Alain Schroeder is a Belgian photojournalist born in 1955.
In 1989 he founded Reporters (http://www.reporters.be), a well-known photo agency in Belgium.
He has illustrated over thirty books dedicated to China, Persia, the Renaissance, Ancient Rome, the Gardens of Europe, Thailand, Tuscany, Crete, Vietnam, Budapest, Venice, the Abbeys of Europe, Natural Sites of Europe, etc.
Belgian titles include, « Le Carnaval de Binche vu par 30 Photographes », and « Processions de Foi, Les Marches de l’Entre-Sambre-et-Meuse ». Publications include National Geographic, Geo, Paris-Match,… He has won many international awards and participated in numerous exhibitions worldwide.
He is represented in Belgium by Reporters and in Paris by the photo agency HEMIS.

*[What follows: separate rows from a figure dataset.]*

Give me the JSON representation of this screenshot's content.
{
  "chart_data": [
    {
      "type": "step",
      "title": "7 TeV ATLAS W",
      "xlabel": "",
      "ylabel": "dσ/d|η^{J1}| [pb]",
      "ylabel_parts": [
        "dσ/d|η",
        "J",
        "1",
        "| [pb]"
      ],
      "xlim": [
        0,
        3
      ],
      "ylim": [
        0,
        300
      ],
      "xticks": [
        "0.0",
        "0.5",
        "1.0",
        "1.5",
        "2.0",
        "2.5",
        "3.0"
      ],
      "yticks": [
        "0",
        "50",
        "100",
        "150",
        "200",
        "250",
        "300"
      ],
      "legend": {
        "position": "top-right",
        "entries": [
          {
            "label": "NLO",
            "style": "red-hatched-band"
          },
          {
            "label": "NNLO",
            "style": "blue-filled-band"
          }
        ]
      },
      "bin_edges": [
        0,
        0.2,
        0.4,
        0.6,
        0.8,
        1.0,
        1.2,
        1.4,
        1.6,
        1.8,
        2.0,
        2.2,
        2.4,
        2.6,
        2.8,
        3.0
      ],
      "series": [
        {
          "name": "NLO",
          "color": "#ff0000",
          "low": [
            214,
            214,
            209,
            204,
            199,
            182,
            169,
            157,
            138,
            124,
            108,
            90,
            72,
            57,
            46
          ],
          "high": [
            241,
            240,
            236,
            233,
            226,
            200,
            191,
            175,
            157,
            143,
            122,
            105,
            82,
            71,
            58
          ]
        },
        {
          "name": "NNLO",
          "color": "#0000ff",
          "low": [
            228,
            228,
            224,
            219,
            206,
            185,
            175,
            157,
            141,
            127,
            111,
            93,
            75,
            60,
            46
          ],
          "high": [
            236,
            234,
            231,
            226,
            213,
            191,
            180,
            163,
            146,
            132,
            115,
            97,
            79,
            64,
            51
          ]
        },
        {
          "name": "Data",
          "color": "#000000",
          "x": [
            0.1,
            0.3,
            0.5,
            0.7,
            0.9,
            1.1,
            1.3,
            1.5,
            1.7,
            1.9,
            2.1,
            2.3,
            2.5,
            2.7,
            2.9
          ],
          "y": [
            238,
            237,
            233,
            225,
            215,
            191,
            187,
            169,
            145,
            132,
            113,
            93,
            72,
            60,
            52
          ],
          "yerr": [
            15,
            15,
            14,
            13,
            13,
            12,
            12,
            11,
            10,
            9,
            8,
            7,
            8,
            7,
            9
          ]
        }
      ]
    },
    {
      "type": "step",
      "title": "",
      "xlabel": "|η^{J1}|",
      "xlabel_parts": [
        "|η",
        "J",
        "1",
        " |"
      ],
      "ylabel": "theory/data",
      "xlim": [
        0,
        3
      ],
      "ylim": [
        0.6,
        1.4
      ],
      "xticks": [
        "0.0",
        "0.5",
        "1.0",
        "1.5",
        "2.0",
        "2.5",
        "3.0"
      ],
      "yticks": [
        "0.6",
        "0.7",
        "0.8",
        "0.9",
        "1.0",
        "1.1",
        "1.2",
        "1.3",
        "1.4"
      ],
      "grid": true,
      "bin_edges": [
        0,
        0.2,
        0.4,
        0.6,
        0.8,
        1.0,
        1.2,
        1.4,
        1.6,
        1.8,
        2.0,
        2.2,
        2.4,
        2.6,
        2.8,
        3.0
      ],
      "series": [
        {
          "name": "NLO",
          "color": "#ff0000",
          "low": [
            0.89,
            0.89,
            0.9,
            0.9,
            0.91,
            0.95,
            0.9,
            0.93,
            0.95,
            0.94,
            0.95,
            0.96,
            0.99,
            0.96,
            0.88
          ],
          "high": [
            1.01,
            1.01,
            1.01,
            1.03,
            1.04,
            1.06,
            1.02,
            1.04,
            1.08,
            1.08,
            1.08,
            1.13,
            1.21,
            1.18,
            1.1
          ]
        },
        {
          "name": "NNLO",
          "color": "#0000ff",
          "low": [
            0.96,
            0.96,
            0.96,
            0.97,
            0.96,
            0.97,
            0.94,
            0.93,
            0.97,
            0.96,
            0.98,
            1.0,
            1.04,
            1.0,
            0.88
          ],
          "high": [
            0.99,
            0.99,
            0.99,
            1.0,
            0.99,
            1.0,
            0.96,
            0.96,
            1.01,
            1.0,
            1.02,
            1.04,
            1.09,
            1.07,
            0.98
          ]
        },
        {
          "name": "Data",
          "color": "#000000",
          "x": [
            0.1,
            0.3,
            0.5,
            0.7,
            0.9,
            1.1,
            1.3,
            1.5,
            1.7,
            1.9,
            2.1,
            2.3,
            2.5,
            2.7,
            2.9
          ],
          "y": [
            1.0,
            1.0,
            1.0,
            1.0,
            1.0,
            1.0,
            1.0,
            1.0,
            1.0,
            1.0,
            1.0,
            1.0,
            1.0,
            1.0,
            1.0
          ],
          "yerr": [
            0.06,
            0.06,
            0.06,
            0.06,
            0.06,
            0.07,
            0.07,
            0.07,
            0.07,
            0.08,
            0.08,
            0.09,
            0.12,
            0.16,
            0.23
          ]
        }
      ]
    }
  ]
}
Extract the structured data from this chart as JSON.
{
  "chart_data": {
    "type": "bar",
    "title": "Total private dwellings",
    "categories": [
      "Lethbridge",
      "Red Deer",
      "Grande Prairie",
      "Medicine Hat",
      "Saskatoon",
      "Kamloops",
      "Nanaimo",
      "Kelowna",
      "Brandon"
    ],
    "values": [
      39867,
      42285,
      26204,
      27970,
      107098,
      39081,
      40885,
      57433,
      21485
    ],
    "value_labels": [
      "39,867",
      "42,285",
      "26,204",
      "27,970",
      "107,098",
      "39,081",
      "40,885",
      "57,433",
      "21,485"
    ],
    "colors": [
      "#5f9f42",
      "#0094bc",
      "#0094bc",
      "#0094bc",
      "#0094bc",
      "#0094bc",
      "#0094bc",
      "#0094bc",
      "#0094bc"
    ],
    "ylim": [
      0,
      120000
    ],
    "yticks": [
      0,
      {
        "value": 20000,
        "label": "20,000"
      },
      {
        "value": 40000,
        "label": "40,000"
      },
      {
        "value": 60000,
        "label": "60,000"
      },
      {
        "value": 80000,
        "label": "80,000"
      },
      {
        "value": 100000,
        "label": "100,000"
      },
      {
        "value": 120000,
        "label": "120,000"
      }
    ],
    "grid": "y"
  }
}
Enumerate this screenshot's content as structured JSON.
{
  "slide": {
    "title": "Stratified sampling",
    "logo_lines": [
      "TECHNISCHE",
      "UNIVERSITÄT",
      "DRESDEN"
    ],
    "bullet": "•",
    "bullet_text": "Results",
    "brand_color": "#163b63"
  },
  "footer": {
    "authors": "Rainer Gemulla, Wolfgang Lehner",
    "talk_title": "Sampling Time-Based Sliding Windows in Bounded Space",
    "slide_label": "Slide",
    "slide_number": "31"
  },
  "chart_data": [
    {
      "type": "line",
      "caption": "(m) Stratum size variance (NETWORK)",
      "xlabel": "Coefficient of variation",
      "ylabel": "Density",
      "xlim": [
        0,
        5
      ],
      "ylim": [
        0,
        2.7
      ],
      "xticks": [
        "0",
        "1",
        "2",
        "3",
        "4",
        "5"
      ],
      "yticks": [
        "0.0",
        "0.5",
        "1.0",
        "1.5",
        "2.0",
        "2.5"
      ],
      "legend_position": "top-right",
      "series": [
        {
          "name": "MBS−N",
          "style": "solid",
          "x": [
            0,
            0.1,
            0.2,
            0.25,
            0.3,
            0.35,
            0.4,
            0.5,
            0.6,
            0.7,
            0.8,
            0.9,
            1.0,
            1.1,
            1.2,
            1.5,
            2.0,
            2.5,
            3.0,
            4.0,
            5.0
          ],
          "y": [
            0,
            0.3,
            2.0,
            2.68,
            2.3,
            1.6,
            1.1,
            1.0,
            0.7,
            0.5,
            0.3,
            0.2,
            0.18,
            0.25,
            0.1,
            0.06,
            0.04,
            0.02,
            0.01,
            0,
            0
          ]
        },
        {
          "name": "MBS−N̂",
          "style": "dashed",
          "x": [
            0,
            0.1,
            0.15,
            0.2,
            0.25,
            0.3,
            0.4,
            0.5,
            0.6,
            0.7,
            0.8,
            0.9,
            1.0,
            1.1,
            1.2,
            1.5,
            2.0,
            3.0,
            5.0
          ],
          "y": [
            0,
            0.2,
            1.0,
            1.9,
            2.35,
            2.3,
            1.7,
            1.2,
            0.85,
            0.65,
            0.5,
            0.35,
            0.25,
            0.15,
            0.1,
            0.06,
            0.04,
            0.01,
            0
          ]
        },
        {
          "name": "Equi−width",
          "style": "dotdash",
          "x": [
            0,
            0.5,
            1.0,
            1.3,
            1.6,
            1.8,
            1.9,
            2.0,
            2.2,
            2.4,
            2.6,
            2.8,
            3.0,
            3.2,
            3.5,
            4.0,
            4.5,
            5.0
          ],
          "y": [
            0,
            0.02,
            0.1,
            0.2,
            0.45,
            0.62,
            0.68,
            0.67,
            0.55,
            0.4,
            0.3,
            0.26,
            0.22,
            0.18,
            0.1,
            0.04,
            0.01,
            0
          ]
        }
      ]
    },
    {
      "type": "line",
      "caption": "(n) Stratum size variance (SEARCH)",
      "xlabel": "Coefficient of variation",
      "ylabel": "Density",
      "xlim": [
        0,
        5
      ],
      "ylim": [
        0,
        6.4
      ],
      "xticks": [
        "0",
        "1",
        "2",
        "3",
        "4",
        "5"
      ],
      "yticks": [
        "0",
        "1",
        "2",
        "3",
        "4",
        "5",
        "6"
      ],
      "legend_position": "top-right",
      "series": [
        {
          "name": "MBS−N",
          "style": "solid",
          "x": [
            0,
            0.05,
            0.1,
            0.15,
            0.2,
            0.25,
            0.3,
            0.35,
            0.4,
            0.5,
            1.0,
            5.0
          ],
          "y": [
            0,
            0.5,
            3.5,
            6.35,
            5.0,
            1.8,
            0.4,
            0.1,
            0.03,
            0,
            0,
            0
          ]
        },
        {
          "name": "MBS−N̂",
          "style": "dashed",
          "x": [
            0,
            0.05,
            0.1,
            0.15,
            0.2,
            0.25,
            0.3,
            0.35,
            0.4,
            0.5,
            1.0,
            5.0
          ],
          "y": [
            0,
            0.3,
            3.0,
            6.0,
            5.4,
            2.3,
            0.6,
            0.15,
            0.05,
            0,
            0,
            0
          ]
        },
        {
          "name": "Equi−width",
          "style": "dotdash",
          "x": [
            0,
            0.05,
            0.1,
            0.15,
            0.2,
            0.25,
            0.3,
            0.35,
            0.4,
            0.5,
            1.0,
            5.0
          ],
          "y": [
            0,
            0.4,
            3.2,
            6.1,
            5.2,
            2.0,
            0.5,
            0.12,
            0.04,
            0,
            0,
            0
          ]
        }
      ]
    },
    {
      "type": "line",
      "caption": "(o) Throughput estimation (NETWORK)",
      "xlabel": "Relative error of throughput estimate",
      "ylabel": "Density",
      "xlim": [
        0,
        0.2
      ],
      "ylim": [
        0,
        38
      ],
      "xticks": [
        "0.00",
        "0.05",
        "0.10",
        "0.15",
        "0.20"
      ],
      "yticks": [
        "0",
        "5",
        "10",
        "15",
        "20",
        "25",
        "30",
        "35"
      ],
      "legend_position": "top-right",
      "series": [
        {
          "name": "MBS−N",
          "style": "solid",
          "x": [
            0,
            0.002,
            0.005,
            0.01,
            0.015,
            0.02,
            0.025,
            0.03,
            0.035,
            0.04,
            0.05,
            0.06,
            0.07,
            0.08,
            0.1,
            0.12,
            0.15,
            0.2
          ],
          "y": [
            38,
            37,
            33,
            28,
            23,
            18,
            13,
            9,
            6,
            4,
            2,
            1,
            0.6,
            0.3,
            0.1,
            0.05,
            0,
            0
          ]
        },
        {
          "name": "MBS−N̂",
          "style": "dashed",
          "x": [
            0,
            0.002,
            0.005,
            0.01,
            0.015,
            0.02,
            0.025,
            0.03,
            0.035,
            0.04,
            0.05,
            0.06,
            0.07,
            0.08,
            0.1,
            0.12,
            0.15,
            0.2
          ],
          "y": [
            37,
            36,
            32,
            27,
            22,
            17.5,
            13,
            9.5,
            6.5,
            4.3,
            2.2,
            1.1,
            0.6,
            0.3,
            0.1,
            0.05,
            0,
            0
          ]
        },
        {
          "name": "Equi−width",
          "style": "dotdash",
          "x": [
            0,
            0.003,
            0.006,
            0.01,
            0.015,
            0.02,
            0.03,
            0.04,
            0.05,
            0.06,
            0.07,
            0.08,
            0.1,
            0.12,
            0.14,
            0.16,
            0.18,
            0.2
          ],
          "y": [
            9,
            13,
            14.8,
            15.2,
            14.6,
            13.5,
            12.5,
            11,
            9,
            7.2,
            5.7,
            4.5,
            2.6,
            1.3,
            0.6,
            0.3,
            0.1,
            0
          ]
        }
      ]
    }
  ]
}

Living with the dead is completely unknown in the western world. In his series of photos titled ‘Living for Death’, photojournalist Alain Schroeder documents the rituals surrounding death and the dead in Toraja, Indonesia. Instead of a remote and clinical handling of the theme of death, as is, in the meantime, generally the case in the so-called civilized world, the people of Toraja literally live with the dead. As the rituals of death are complex and costly, it may take weeks, months or even years until the family can organise a funeral when a member of the family dies. In the interim period, the dead are simply considered to be ‘ill’ – and remain in the family’s home. Here, Alain Schroeder reports on an unusual and profoundly human subject. His sensitively captured black-and-white images help the viewer to come to terms with this, at first, alien aspect of life and death. This is precisely the impact good photojournalism must have on those who see it.